Neal Stephenson wrote a book called Anathem. You can buy it from Amazon or you can read about it on Wikipedia. I really enjoyed it, because it’s dense and full of interesting ideas and wonderful writing. Stephenson is a master of science fiction, and like all good writers in any genre, his craft surpasses it.
The bits about Anathem that matter to what I’m writing are these:
- it takes place on a world a lot like Earth but it’s not exactly earth and it evolved completely separately from our planet (which is to say, it’s not a long-lost colony in the future)
- the larger culture has the run of the place. They’re a lot like our worst vices – obsessed with television, movies, fantasy, escapism, money, sports, competition. Their world is called “extramuros” by the other group of people on the planet, who call themselves the “mathic.”
- there are a bunch of little colonies called “concents,” that are like a combination of cloistered monastery and university. The people in them are like monks who have only their clothes as their possessions. Their chief features are 1) they are largely self-sufficient 2) they have very limited contact with the outside world.
This contact is restricted depending on what kind of avout you are – the “unarians” open their gate to the outside world once a year. The “decenarians” open their gate to the extramuros world (and to the other avouts) every ten years, every hundred years for the “centenarians” and every thousand years to the “millenarians.” These groups mostly recruit from the newly-born and lower maths. This is to say, the Millenarians are only seen every thousand years, so most avout never see one! And because they have so much time for self-reflection and really detailed, slow, long-view studies that they’re said to have amazing, secret powers.

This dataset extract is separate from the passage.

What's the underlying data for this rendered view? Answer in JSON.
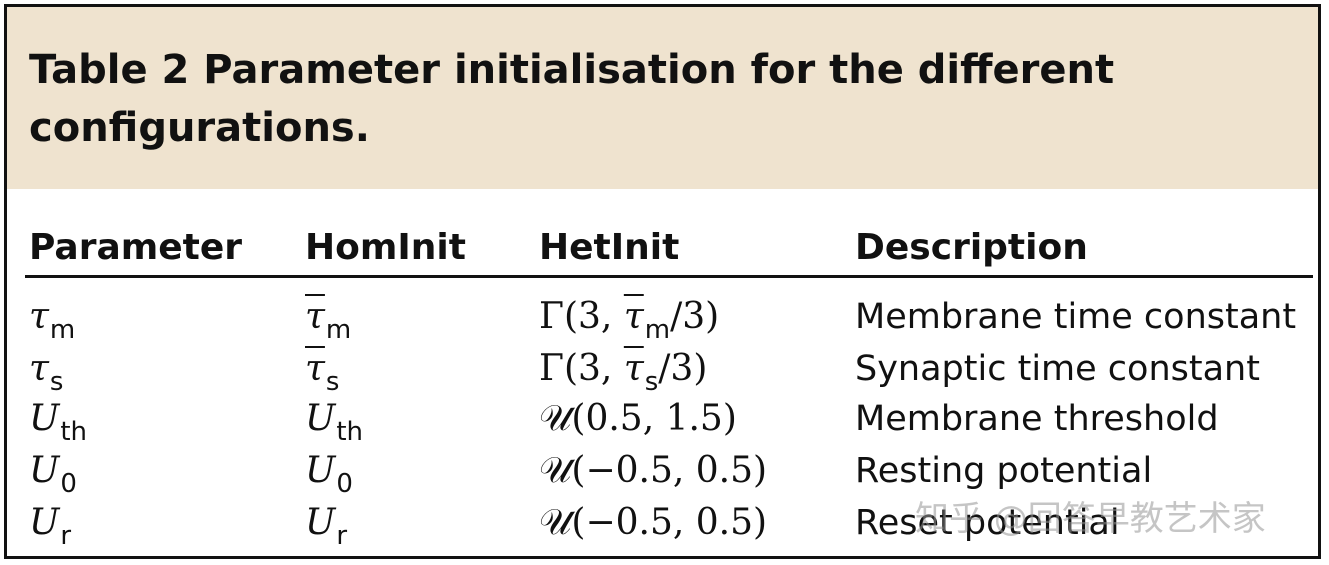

Well, there are all different kinds of “concents” (it’s a kind of convent, see?). Some of them even have legends about each other. One of those legendary concents is the Ringing Vale concent, known for their apparent study of “vale lore,” or martial arts.
So get this – these guys have been studying martial arts for thousands of years, mostly uninterrupted and with very little polluting contact with the fly-by-night saecular world. They don’t have a huge role in the book but it’s pivotal.
One of their central concepts is the idea of an “emergence.” The main character who hears the word spoken in context thinks the Ringing Vale avout means “emergency,” but she explains it further.
See, in the confines of a concent, you can’t really test martial arts. Sure, you can throw each other around and maybe do some hardcore sparring, but in the end it’s still nothing like real combat.
So, when some of these guys go out into the real world (which, again, is rare), they consider opportunities to test their knowledge in real-world circumstances as an emergence. It’s when they find their purpose in life – an emergence is like a hadj, a pilgrimage.
When it happens in the book, a small group of Valers (as they’re called) turn back an entire riot, in the kind of crunching, surgical, kinetic fight scene that few writers can do and Neal Stephenson can always do.
It makes me think of my own moments of emergence, and how those are what we work for.